In much of the country, this year's Thanksgiving turkey will be served with a piping side of political tension.

From the dramatic midterm elections to the partisan Supreme Court confirmation battle, 2018 has been one of the most divisive years in recent memory. And many Americans nationwide are bracing themselves for difficult dinner-table conversations with relatives from across the political spectrum.

"It's kind of like going into a big sporting event," Dr. Karin Tamerius, founder and managing director of SMART Politics, said Tuesday in an interview on Cheddar.

"Everyone's lined up on opposite sides and they're rooting for their team and they don't want to hear anything good about the other team."

Tamerius, a former psychiatrist whose expertise sits at the intersection of psychology and politics, is the mind behind Angry Uncle Bot, an interactive feature from The New York Times that simulates conversations with the titular disagreeable relative.

A "choose your own adventure" for the digital era, the tool lets users respond to provocative prompts with their choice of rebuttal. Tamerius' commentary then informs readers why their answer is, or is not, constructive to a bipartisan conversation.

"A lot of this is drawn from real conversations that I've had online," she said.

"After the 2016 election I decided I really didn't have enough contact with conservatives," Tamerius added, noting that her Berkeley, Calif., community was so liberal that she had to turn to the internet for different perspectives.

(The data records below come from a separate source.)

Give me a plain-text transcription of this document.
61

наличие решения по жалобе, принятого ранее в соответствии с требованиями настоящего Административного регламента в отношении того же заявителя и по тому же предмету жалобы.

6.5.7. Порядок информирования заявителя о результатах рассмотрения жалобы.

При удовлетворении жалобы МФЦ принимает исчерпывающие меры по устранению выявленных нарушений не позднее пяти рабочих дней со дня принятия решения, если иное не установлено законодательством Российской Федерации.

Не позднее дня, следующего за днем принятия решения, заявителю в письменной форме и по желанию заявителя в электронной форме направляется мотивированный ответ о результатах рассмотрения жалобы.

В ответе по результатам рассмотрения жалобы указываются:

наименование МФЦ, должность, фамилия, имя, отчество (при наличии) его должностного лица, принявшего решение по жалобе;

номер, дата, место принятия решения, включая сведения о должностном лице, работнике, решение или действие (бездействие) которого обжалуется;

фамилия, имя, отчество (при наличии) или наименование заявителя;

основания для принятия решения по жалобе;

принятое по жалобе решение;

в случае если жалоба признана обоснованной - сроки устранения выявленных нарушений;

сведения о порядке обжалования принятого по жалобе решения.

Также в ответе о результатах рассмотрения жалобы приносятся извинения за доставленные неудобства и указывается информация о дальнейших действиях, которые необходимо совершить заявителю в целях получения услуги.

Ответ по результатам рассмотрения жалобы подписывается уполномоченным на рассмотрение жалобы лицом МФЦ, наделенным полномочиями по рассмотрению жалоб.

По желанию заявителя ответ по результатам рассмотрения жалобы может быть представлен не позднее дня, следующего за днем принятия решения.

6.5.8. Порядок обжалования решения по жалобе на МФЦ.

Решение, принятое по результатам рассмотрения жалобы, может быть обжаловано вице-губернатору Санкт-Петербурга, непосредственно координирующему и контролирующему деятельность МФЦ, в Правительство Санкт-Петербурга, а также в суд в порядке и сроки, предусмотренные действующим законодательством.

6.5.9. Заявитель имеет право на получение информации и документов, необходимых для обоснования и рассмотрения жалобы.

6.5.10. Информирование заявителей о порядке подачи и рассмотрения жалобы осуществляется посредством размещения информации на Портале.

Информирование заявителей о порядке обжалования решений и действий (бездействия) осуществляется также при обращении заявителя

Conversations with Angry Uncle Bot will teach readers to avoid certain conversational tactics ー including anger and defensiveness. Tamerius warned that learning to effectively discuss politics with relatives is "not easy" and "takes practice" but is certainly possible.

"It's ok to want to change people's minds but you can't go into the conversation focused on that outcome," she said.

"The process is setting people at ease, building relationships, finding common ground, and then getting to a place where you can collaborate on how to make the world a better place."